楽譜は読むものでは無くて見るものだと思っていましたが,読んでいる人もいると。。。読譜とも言いますものね。
特に鍵盤譜は二段だから,景色として見てないと追いつかないと思いますね。
合奏の時私はスコアでないとコワくて弾けないのですが,パート譜でないと弾けないという人もいて,きっとそう言う方は読んでいるのでしょうね。
Enrique
URL
2018/11/16 11:26
Enriqueさん、コメントありがとうございます。

>鍵盤譜は二段だから,景色として見てないと追いつかない
そうなんですよね。
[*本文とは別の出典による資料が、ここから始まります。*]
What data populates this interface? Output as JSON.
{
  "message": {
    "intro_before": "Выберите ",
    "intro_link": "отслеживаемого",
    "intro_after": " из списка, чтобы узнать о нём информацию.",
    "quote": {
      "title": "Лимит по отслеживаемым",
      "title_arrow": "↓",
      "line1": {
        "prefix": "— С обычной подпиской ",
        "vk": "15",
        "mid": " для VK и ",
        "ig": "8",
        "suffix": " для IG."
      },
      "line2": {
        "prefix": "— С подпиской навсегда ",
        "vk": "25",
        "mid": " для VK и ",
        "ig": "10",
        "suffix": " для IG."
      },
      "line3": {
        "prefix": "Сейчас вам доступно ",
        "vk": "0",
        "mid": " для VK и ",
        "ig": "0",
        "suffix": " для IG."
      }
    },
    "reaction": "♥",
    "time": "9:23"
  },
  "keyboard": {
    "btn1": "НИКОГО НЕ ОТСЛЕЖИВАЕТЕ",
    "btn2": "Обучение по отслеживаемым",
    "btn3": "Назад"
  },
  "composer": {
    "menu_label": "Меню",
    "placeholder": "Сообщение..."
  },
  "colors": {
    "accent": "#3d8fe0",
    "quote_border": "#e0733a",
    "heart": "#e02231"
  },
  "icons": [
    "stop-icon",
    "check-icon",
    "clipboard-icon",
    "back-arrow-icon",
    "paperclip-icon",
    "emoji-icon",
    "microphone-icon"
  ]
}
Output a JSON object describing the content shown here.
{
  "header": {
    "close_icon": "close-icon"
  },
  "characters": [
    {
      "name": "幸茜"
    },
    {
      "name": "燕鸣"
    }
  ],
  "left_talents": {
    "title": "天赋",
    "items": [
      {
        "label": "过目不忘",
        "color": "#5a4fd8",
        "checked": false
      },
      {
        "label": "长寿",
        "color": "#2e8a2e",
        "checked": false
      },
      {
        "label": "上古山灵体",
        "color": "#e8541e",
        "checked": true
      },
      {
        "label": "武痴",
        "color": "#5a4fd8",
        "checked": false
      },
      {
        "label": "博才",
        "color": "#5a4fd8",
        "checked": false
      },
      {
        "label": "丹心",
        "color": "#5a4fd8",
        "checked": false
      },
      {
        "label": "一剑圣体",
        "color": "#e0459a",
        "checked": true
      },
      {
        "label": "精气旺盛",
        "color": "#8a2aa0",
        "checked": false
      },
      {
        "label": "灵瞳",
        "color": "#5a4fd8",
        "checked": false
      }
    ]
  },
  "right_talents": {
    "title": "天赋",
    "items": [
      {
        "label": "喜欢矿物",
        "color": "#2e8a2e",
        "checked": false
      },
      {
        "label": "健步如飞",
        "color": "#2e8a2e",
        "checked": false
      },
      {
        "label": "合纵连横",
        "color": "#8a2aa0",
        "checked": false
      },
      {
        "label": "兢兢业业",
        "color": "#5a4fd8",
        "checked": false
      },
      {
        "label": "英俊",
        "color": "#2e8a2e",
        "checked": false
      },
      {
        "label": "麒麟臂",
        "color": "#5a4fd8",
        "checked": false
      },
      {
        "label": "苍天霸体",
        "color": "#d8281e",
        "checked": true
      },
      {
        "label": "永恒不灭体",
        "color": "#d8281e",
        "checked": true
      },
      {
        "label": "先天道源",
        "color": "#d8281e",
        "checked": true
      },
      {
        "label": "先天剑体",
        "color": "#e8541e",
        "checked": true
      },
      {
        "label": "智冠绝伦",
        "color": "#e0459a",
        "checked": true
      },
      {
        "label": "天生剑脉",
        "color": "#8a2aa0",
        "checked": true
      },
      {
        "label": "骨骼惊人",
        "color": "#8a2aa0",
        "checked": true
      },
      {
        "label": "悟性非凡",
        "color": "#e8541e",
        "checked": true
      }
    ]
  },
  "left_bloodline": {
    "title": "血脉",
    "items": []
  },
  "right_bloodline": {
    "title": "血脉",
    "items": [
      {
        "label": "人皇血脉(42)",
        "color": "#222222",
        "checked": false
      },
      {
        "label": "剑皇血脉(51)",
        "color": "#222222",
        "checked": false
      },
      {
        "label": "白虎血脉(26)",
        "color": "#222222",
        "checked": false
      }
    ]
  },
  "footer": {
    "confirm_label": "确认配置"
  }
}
ところが「楽譜を読む=ドレミに直す」「読譜が速い=ドレミに直すのが速い」のように考えている人が、日本にはすごく多いのですよ。
(だから「固定ド」がはびこるとも言えるのですが)
また、鍵盤の白鍵部分に「ドレミ…」を書き入れた図が流布しているのも、ドレミを「鍵盤名」と考え、「音符をドレミに直し、その鍵盤を探して弾けば良い」という弾き方を助長する原因になっています。
幼児にとりあえず何か弾かせるとか、曲が簡単なうちはそれでもいいでしょうが、そのうち行き詰まるのは目に見えています。
ですから「固定ド」教育の一部である「固定ド(ピアノ)奏」は、ドレミ階名の学習障害になるという点を別にしたとしても、問題が多いと思いますね。